Les fonctionnaires fédéraux n’ont pas cru bon justifier l’octroi de contrats sans appel d’offres à des consultants payés 1090 $ par jour, a-t-on appris cet hiver. Un responsable a tout de même avoué à regret sa participation à une dégustation virtuelle de whisky avec les entrepreneurs qui ont empoché des millions en profits pour avoir refilé à d’autres les contrats ArriveCan.

Résultat : la facture a grimpé à 59,5 millions de dollars, selon les meilleures estimations de la vérificatrice générale, qui parle de la « pire tenue de dossiers » qu’elle a vue de sa vie. C’est la police qui va donner la suite de l’histoire, puisqu’une perquisition a eu lieu au domicile de l’un des deux associés de la firme GC Strategies.

5. L’avorteme nt comme bouée de sauvetage

Des conservateurs n’ont jamais digéré la légalisation de l’avortement survenue il y a plus de 35 ans au Canada, et leurs opposants libéraux se font une mission de le rappeler à mesure que leur formation dégringole dans les sondages.

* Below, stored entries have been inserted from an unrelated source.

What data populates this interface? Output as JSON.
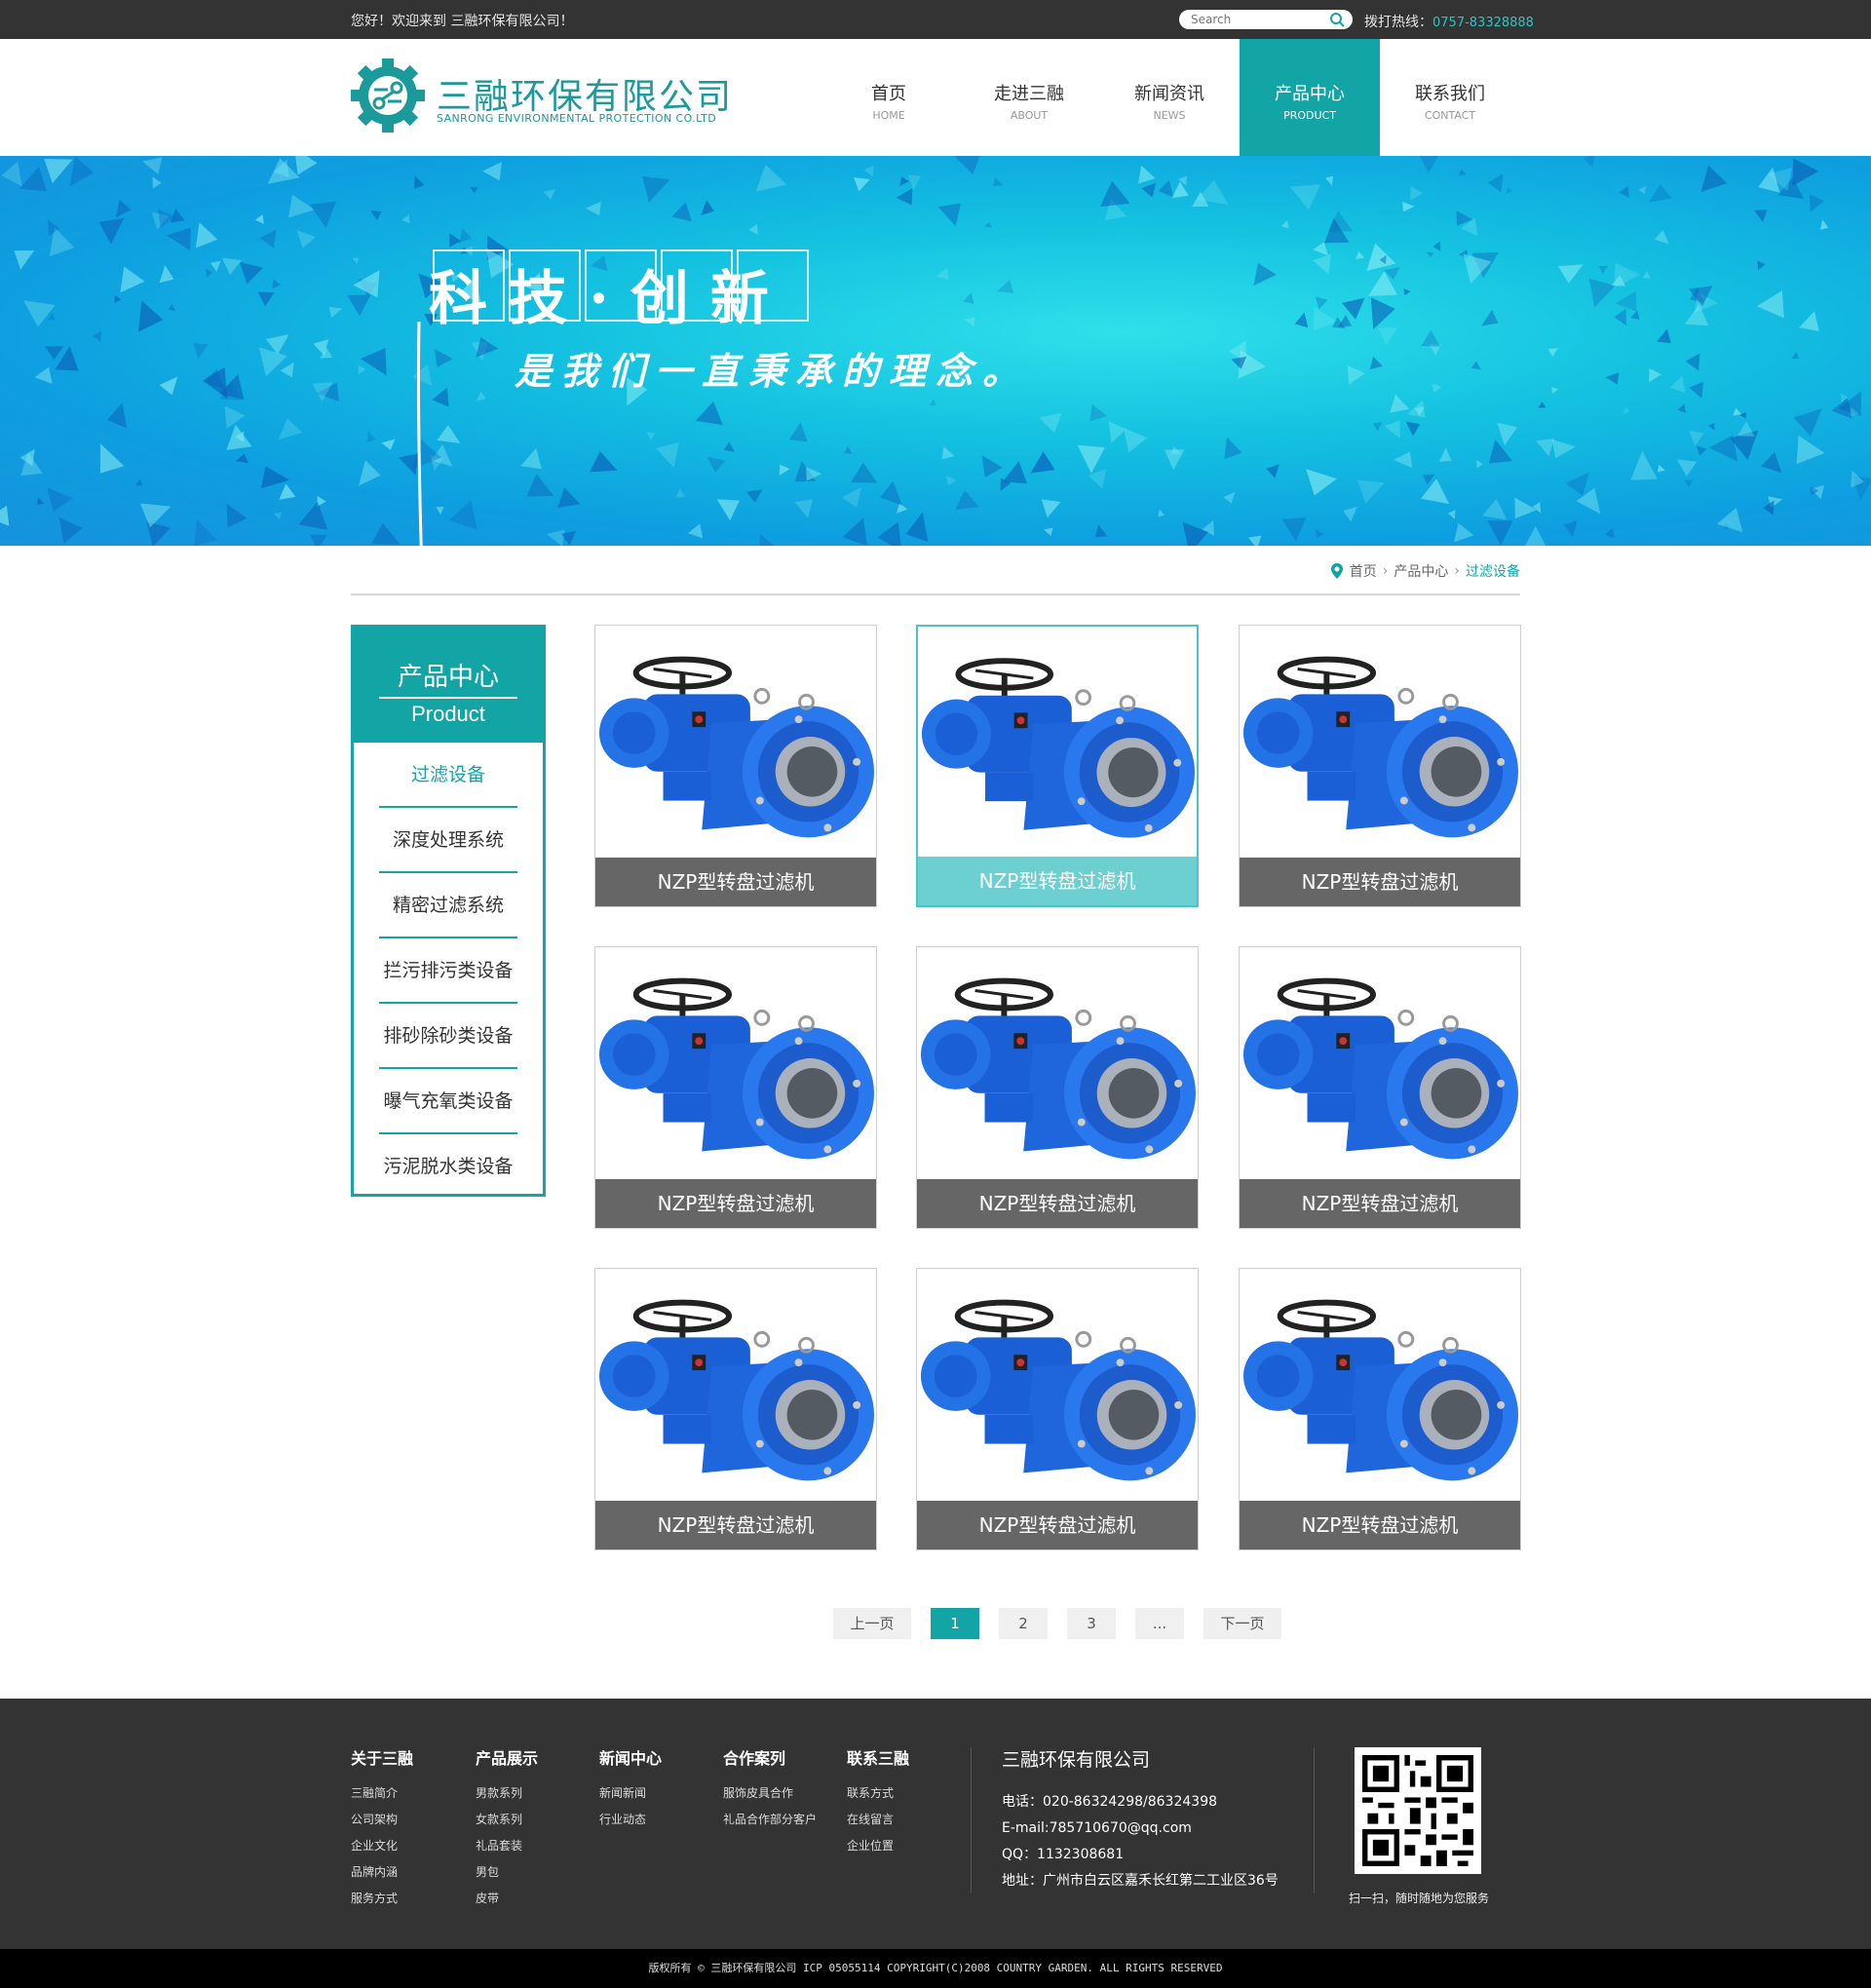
{
  "topbar": {
    "welcome": "您好！欢迎来到 三融环保有限公司！",
    "search_placeholder": "Search",
    "hotline_label": "拨打热线：",
    "hotline_number": "0757-83328888"
  },
  "header": {
    "brand_cn": "三融环保有限公司",
    "brand_en": "SANRONG ENVIRONMENTAL PROTECTION CO.LTD",
    "nav": [
      {
        "cn": "首页",
        "en": "HOME"
      },
      {
        "cn": "走进三融",
        "en": "ABOUT"
      },
      {
        "cn": "新闻资讯",
        "en": "NEWS"
      },
      {
        "cn": "产品中心",
        "en": "PRODUCT"
      },
      {
        "cn": "联系我们",
        "en": "CONTACT"
      }
    ],
    "active_nav": "PRODUCT"
  },
  "banner": {
    "title": "科技·创新",
    "subtitle": "是我们一直秉承的理念。"
  },
  "breadcrumb": {
    "home": "首页",
    "section": "产品中心",
    "current": "过滤设备"
  },
  "sidebar": {
    "title_cn": "产品中心",
    "title_en": "Product",
    "items": [
      "过滤设备",
      "深度处理系统",
      "精密过滤系统",
      "拦污排污类设备",
      "排砂除砂类设备",
      "曝气充氧类设备",
      "污泥脱水类设备"
    ],
    "active": "过滤设备"
  },
  "products": [
    {
      "name": "NZP型转盘过滤机"
    },
    {
      "name": "NZP型转盘过滤机"
    },
    {
      "name": "NZP型转盘过滤机"
    },
    {
      "name": "NZP型转盘过滤机"
    },
    {
      "name": "NZP型转盘过滤机"
    },
    {
      "name": "NZP型转盘过滤机"
    },
    {
      "name": "NZP型转盘过滤机"
    },
    {
      "name": "NZP型转盘过滤机"
    },
    {
      "name": "NZP型转盘过滤机"
    }
  ],
  "pagination": {
    "prev": "上一页",
    "pages": [
      "1",
      "2",
      "3",
      "..."
    ],
    "current": "1",
    "next": "下一页"
  },
  "footer": {
    "columns": [
      {
        "title": "关于三融",
        "links": [
          "三融简介",
          "公司架构",
          "企业文化",
          "品牌内涵",
          "服务方式"
        ]
      },
      {
        "title": "产品展示",
        "links": [
          "男款系列",
          "女款系列",
          "礼品套装",
          "男包",
          "皮带"
        ]
      },
      {
        "title": "新闻中心",
        "links": [
          "新闻新闻",
          "行业动态"
        ]
      },
      {
        "title": "合作案列",
        "links": [
          "服饰皮具合作",
          "礼品合作部分客户"
        ]
      },
      {
        "title": "联系三融",
        "links": [
          "联系方式",
          "在线留言",
          "企业位置"
        ]
      }
    ],
    "company": "三融环保有限公司",
    "phone": "电话：020-86324298/86324398",
    "email": "E-mail:785710670@qq.com",
    "qq": "QQ：1132308681",
    "address": "地址：广州市白云区嘉禾长红第二工业区36号",
    "qr_caption": "扫一扫，随时随地为您服务",
    "copyright": "版权所有 © 三融环保有限公司 ICP 05055114 COPYRIGHT(C)2008 COUNTRY GARDEN. ALL RIGHTS RESERVED"
  },
  "colors": {
    "accent": "#13a5a5",
    "topbar": "#333333",
    "caption": "#666666",
    "caption_hover": "#6ccfd0"
  }
}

L’un des deux élus à s’être présenté à la manifestation antiavortement annuelle d’Ottawa, le conservateur albertain Arnold Viersen, a été rabroué quelques semaines plus tard par son chef, Pierre Poilievre, pour avoir répété ses convictions dans un balado. Même le juge en chef de la Cour suprême s’en est mêlé pour dire que le Canada « a réglé la question ».

Qu’à cela ne tienne, les libéraux multiplient l’accusation selon laquelle un gouvernement conservateur ferait reculer le droit des femmes, notamment après que M. Poilievre eut évoqué qu’il ne se gênerait pas pour contourner la Charte canadienne des droits et libertés en matière criminelle. La ministre montréalaise Soraya Martinez Ferrada est allée jusqu’à dévoiler devant le Parlement avoir interrompu une grossesse non désirée dans sa jeunesse.